AD Petitioner Tells CIT No Need to Defer to US Interpretation of Affiliation Statute
Antidumping duty petitioner Ventura Coastal invoked the U.S. Supreme Court's recent decision in Loper Bright v. Raimondo -- which overturned the principle of Chevron deference -- to claim that the Court of International Trade doesn't need to adhere to the Commerce Department's interpretation of the statute "defining affiliation between parties" (Ventura Coastal v. U.S., CIT # 23-00009).
The high court last week said courts are no longer to defer to agencies' interpretations of ambiguous statutes but instead are to decide whether federal agencies have correctly regulated in line with congressional directives (see 2406280051). Ventura Coastal is the latest trade litigant to capitalize on the decision, citing the ruling in its challenge to the AD investigation on Brazilian lemon juice (see 2308040029).
Ventura brought the suit to argue that Commerce improperly found that exporter Louis Dreyfus Co. wasn't affiliated with its primarily fresh lemon supplier, leading to a de minimis rate for the company. In a July 3 notice of supplemental authority, the petitioner claimed that, due to the death of Chevron, no deference is owed to the government's read of the affiliation statute.

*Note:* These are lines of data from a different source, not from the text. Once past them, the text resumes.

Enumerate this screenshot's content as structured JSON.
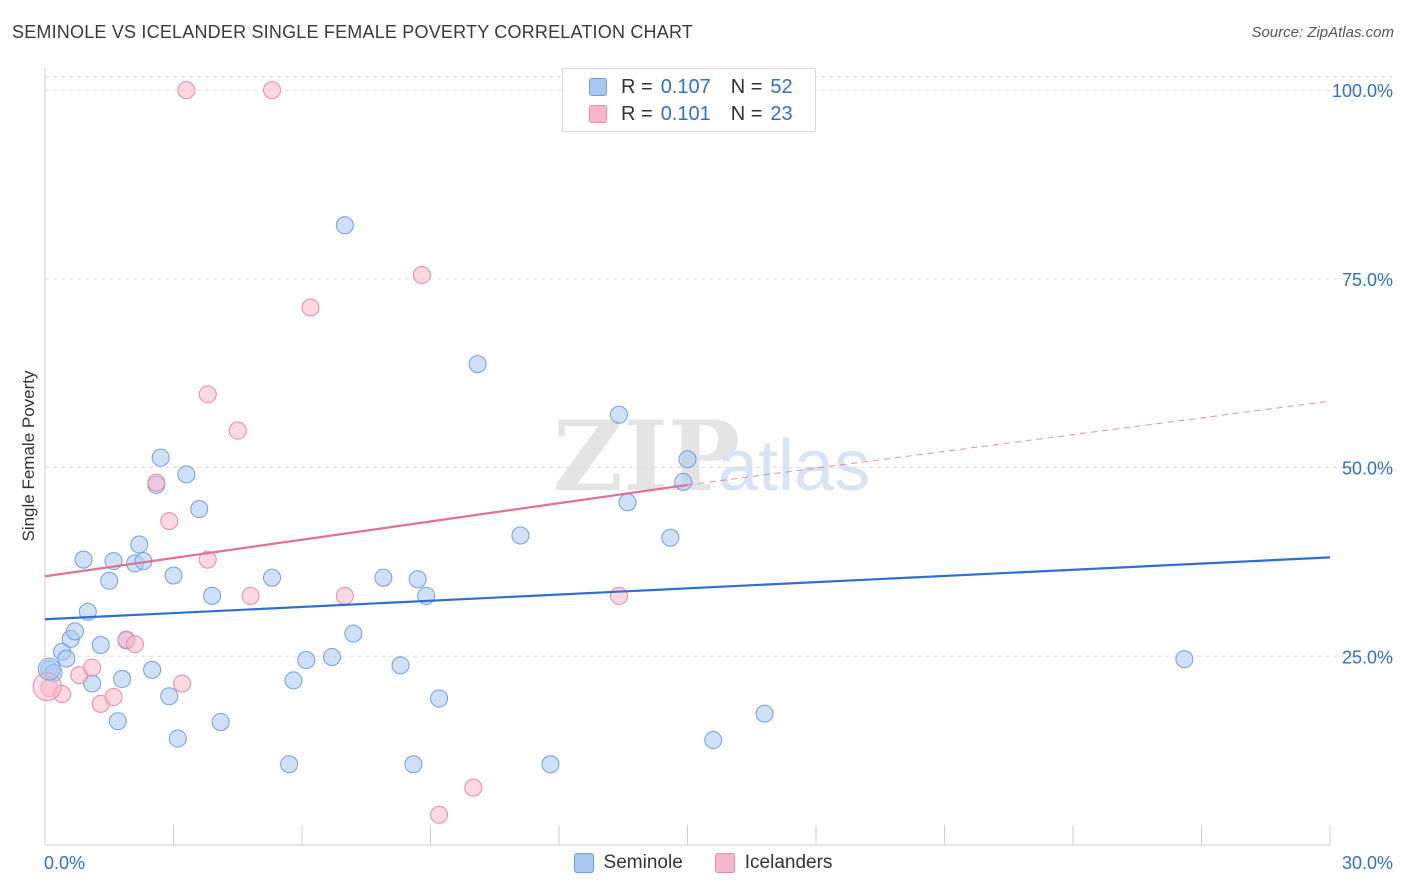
{
  "title": "SEMINOLE VS ICELANDER SINGLE FEMALE POVERTY CORRELATION CHART",
  "source": "Source: ZipAtlas.com",
  "watermark": {
    "zip": "ZIP",
    "atlas": "atlas"
  },
  "legend": {
    "series": [
      {
        "r_label": "R =",
        "r_value": "0.107",
        "n_label": "N =",
        "n_value": "52",
        "color": "#a9c8f0",
        "border": "#6f9fe0"
      },
      {
        "r_label": "R =",
        "r_value": "0.101",
        "n_label": "N =",
        "n_value": "23",
        "color": "#f7b8cb",
        "border": "#e88aa8"
      }
    ]
  },
  "chart_data": {
    "type": "scatter",
    "title": "SEMINOLE VS ICELANDER SINGLE FEMALE POVERTY CORRELATION CHART",
    "xlabel": "",
    "ylabel": "Single Female Poverty",
    "xlim": [
      0,
      30
    ],
    "ylim": [
      0,
      102
    ],
    "x_tick_labels": [
      "0.0%",
      "30.0%"
    ],
    "y_ticks": [
      25,
      50,
      75,
      100
    ],
    "y_tick_labels": [
      "25.0%",
      "50.0%",
      "75.0%",
      "100.0%"
    ],
    "grid": true,
    "legend_position": "top-center",
    "series": [
      {
        "name": "Seminole",
        "color": "#a9c8f0",
        "stroke": "#6f9fe0",
        "line_color": "#2e6fcf",
        "trend": {
          "x": [
            0,
            30
          ],
          "y": [
            29.9,
            38.1
          ]
        },
        "points": [
          [
            0.1,
            23.3
          ],
          [
            0.2,
            22.8
          ],
          [
            0.4,
            25.6
          ],
          [
            0.5,
            24.7
          ],
          [
            0.6,
            27.3
          ],
          [
            0.7,
            28.3
          ],
          [
            0.9,
            37.8
          ],
          [
            1.0,
            30.9
          ],
          [
            1.1,
            21.4
          ],
          [
            1.3,
            26.5
          ],
          [
            1.5,
            35.0
          ],
          [
            1.6,
            37.6
          ],
          [
            1.7,
            16.4
          ],
          [
            1.8,
            22.0
          ],
          [
            1.9,
            27.1
          ],
          [
            2.1,
            37.3
          ],
          [
            2.2,
            39.8
          ],
          [
            2.3,
            37.6
          ],
          [
            2.5,
            23.2
          ],
          [
            2.7,
            51.3
          ],
          [
            2.6,
            47.7
          ],
          [
            2.9,
            19.7
          ],
          [
            3.0,
            35.7
          ],
          [
            3.1,
            14.1
          ],
          [
            3.3,
            49.1
          ],
          [
            3.6,
            44.5
          ],
          [
            3.9,
            33.0
          ],
          [
            4.1,
            16.3
          ],
          [
            5.3,
            35.4
          ],
          [
            5.7,
            10.7
          ],
          [
            5.8,
            21.8
          ],
          [
            6.1,
            24.5
          ],
          [
            6.7,
            24.9
          ],
          [
            7.0,
            82.1
          ],
          [
            7.2,
            28.0
          ],
          [
            7.9,
            35.4
          ],
          [
            8.3,
            23.8
          ],
          [
            8.6,
            10.7
          ],
          [
            8.7,
            35.2
          ],
          [
            8.9,
            33.0
          ],
          [
            9.2,
            19.4
          ],
          [
            10.1,
            63.7
          ],
          [
            11.1,
            41.0
          ],
          [
            11.8,
            10.7
          ],
          [
            13.4,
            57.0
          ],
          [
            13.6,
            45.4
          ],
          [
            14.6,
            40.7
          ],
          [
            14.9,
            48.1
          ],
          [
            15.0,
            51.1
          ],
          [
            15.6,
            13.9
          ],
          [
            16.8,
            17.4
          ],
          [
            26.6,
            24.6
          ]
        ]
      },
      {
        "name": "Icelanders",
        "color": "#f7b8cb",
        "stroke": "#e88aa8",
        "line_color": "#e07098",
        "trend": {
          "x": [
            0,
            15
          ],
          "y": [
            35.6,
            47.7
          ]
        },
        "trend_extension": {
          "x": [
            15,
            30
          ],
          "y": [
            47.7,
            58.8
          ]
        },
        "points": [
          [
            0.1,
            20.8
          ],
          [
            0.4,
            20.0
          ],
          [
            0.8,
            22.5
          ],
          [
            1.1,
            23.5
          ],
          [
            1.3,
            18.7
          ],
          [
            1.6,
            19.6
          ],
          [
            1.9,
            27.2
          ],
          [
            2.1,
            26.6
          ],
          [
            2.6,
            48.0
          ],
          [
            2.9,
            42.9
          ],
          [
            3.2,
            21.4
          ],
          [
            3.3,
            100.0
          ],
          [
            3.8,
            37.8
          ],
          [
            3.8,
            59.7
          ],
          [
            4.5,
            54.9
          ],
          [
            4.8,
            33.0
          ],
          [
            5.3,
            100.0
          ],
          [
            6.2,
            71.2
          ],
          [
            7.0,
            33.0
          ],
          [
            8.8,
            75.5
          ],
          [
            9.2,
            4.0
          ],
          [
            10.0,
            7.6
          ],
          [
            13.4,
            33.0
          ]
        ]
      }
    ]
  }
}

The U.S. interpreted the law to define "partners" and "any person who controls any other person and such other person" as parties that shall be considered "affiliated," citing Chevron for the idea that this interpretation is owed deference. Ventura said "the Court does not owe deference" to Commerce's interpretations of these terms and "should employ its interpretation of the term 'partners' under the statute."